Es geht darum, die Wirksamkeit dieses Selbsthilfeprogramms für Angehörige beziehungsweise Bezugspersonen von depressiven Patienten zu erhöhen und zu überprüfen. Teilnehmer können in einer individualisierten Version per E-Mail Fragen stellen oder sie werden in einer standardisierten Version allgemein motiviert und angeleitet. Ziel ist die Evaluation des Nutzens des Familiencoachs Depression mit E-Mail-Unterstützung im Vergleich zur standardisierten Version und zur Routineversorgung. Aus der Forschung weiß man generell, dass solche Onlinetools mit Begleitung wirksamer sind und seltener abgebrochen werden. Im Rahmen der Studie überprüfen wir auch den Nutzungsgrad und die Akzeptanz. Wir gehen davon aus, dass die individualisierte Begleitung am wirksamsten ist. Es geht auch darum, zu erfahren, ob sich die Angehörigen Wissen über die Erkrankung Depression aneignen, dadurch ihre Angehörigen besser unterstützen können und weniger belastet sind und wie sich das dann auf die depressive Symptomatik des Erkrankten auswirkt.

... und wann startet das Projekt?

Demnächst wird es eine Studien-Homepage geben, die Rekrutierung soll im Herbst losgehen, zum Teil auch über Hausarztpraxen.

Noch eine persönliche Frage: Hat sich Ihre Arbeit während der Kontaktsperren verändert und welche Erfahrungen haben Sie gemacht?

Wir mussten die Präsenzkontakte in unserer Altersdepressionsstudie erst einmal unterbrechen.
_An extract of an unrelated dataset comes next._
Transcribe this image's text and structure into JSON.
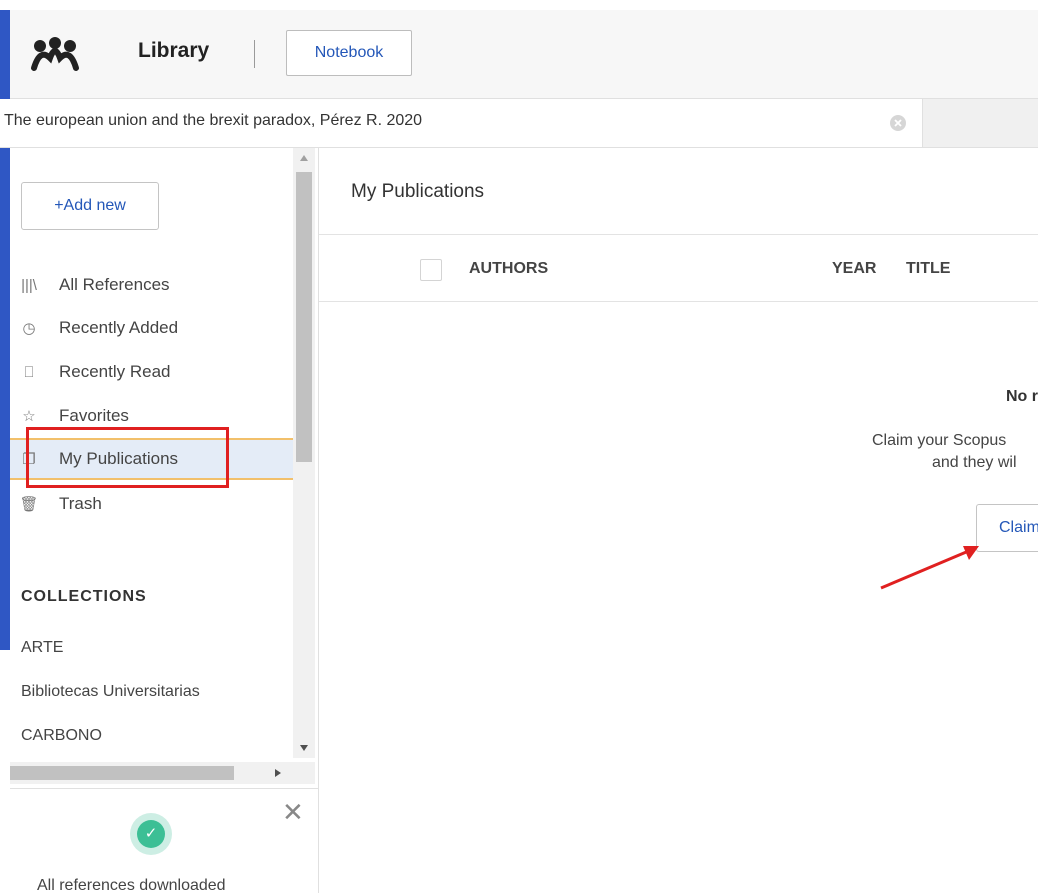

Aber unser Team ist kreativ und engagiert. Wir probieren viel aus und haben uns auf die neue Situation eingependelt. Und jetzt nehmen wir die Arbeit an der Studie wieder auf. Wir haben uns optimiert und nutzen unterschiedliche Kanäle für unsere Arbeit. Richtig schön finde ich es, den Zusammenhalt im Team zu erleben, und dass jeder auf den anderen bedacht ist. Wir sind oft selbst überrascht, wie viel man in diesen Zeiten hinbekommt.

Familiencoach Depression

Der Familiencoach Depression basiert auf aktuellen Erkenntnissen aus der Depressionsforschung, unter anderem aus der Epidemiologie sowie der Verlaufs- und Suizidforschung. Die auf die Interaktion fokussierten Module basieren unter anderem auf Erkenntnissen aus der SocialSupport- Forschung sowie der Expressed-Emotions-Forschung.